Lew Morris, general counsel at the Department of Health and Human Services' Office of the Inspector General, suggested that eliminating commercial support altogether was “appealing for its purity and simplicity,” and said drug and device companies must separate grant-writing functions from sales and marketing and eliminate any control over speakers and content — seemingly oblivious to the fact that they have already done so. Eric Campbell, of Harvard Medical School and the Institute of Medicine conflict of interest committee, said “the current system of funding is unacceptable and should not continue.”
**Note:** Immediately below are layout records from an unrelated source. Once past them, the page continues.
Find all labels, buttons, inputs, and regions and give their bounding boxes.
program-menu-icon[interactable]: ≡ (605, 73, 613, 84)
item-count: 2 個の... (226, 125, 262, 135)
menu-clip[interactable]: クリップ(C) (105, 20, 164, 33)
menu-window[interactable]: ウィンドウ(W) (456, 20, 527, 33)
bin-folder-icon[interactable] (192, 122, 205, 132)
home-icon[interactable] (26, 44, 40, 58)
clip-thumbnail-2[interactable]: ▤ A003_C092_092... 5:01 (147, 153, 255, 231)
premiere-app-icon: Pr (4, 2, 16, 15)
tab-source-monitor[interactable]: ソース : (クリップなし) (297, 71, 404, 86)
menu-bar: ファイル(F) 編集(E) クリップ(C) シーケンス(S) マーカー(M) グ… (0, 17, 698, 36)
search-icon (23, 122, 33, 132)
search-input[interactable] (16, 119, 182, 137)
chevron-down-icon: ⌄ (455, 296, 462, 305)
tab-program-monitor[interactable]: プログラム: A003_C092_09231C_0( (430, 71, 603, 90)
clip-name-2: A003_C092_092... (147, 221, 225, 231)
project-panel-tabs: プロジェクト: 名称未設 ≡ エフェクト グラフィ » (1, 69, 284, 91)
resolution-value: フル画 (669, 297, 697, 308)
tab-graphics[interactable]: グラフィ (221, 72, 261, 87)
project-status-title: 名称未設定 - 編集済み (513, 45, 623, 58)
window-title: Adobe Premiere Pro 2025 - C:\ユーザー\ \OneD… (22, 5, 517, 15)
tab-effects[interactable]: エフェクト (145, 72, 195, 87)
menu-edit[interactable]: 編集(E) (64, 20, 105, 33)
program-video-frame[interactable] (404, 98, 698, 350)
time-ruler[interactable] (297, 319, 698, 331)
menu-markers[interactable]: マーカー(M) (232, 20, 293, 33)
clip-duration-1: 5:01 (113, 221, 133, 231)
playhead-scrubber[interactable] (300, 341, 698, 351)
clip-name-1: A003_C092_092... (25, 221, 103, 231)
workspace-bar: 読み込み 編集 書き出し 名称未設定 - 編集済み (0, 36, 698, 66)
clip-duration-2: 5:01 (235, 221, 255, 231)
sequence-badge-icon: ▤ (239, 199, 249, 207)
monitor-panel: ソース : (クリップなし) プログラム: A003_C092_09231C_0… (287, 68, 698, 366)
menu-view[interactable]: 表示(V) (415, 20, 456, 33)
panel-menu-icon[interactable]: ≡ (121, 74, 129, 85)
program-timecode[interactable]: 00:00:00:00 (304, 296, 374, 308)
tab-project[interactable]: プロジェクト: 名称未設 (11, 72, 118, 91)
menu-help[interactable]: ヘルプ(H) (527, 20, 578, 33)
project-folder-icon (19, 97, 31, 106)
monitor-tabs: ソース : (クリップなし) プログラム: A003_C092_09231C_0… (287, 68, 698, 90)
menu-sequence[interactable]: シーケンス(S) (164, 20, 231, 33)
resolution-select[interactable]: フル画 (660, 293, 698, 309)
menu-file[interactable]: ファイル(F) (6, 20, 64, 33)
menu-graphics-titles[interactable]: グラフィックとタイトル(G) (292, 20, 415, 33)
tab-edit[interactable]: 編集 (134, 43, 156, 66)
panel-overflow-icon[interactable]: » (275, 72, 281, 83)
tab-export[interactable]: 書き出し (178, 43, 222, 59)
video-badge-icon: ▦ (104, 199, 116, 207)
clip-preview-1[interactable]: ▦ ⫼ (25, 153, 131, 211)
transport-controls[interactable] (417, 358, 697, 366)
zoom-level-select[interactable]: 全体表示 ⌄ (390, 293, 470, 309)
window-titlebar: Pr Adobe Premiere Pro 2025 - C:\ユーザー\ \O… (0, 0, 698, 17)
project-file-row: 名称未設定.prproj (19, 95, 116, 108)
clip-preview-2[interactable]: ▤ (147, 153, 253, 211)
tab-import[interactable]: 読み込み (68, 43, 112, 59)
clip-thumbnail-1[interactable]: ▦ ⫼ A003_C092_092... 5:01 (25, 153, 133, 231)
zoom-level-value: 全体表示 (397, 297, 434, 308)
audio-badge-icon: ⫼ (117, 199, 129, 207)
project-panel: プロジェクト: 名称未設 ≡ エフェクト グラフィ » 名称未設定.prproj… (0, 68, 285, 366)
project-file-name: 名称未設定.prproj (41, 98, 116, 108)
The hearing opened with a statement from committee chair Sen. Herb Kohl (D-WI), who scolded the AMA for failing to update its conflict of interest policy regarding CME and said “We are not suggesting that these financial relationships are rife with corruption, but it is clear to us that greater transparency, and perhaps stronger firewalls, should be considered.”

Other speakers included Jack Rusley of the American Medical Student Association, Dr. James Scully of the American Psychiatric Association and Dr. Thomas Stossel of Harvard and the Association of Clinical Researchers and Educators, a newly formed pro-CME industry group.

“If there is a crisis in continuing medical education today, it's the alarming drop in public and private investment in quality medical education," said John Kamp, executive director of the Coalition for Healthcare Communication, in a statement. "Our conversations with independent education providers from all sectors indicate that commercial support for CME has dropped 20 percent this year alone. Further decreases in CME funding would be harmful both to physicians and the patients they serve. In the midst of the health care reform debate, let's not be distracted by creating yet another possible cure for potential [conflicts of interest] when real people with real medical needs are our biggest challenge.”

PhRMA noted in a statement that its member companies recently adopted new conflict of interest guidelines. "To safeguard against even the perception of a conflict of interest, medical societies and others already have drafted robust codes of conduct. PhRMA recently updated its ‘Code on Interactions With Healthcare Professionals,' making several changes designed to enhance the independence of CME," said the statment. "Among these new provisions, the PhRMA Code states that funding for CME should support a full range of treatment options and not promote a particular product; companies should separate CME grant-making decisions from sales and marketing departments; and companies should follow CME accreditation standards and respect the independent judgment of CME providers. There is no evidence that a company's funding of CME or other physician educational activities, when provided within appropriate guidelines, creates bias."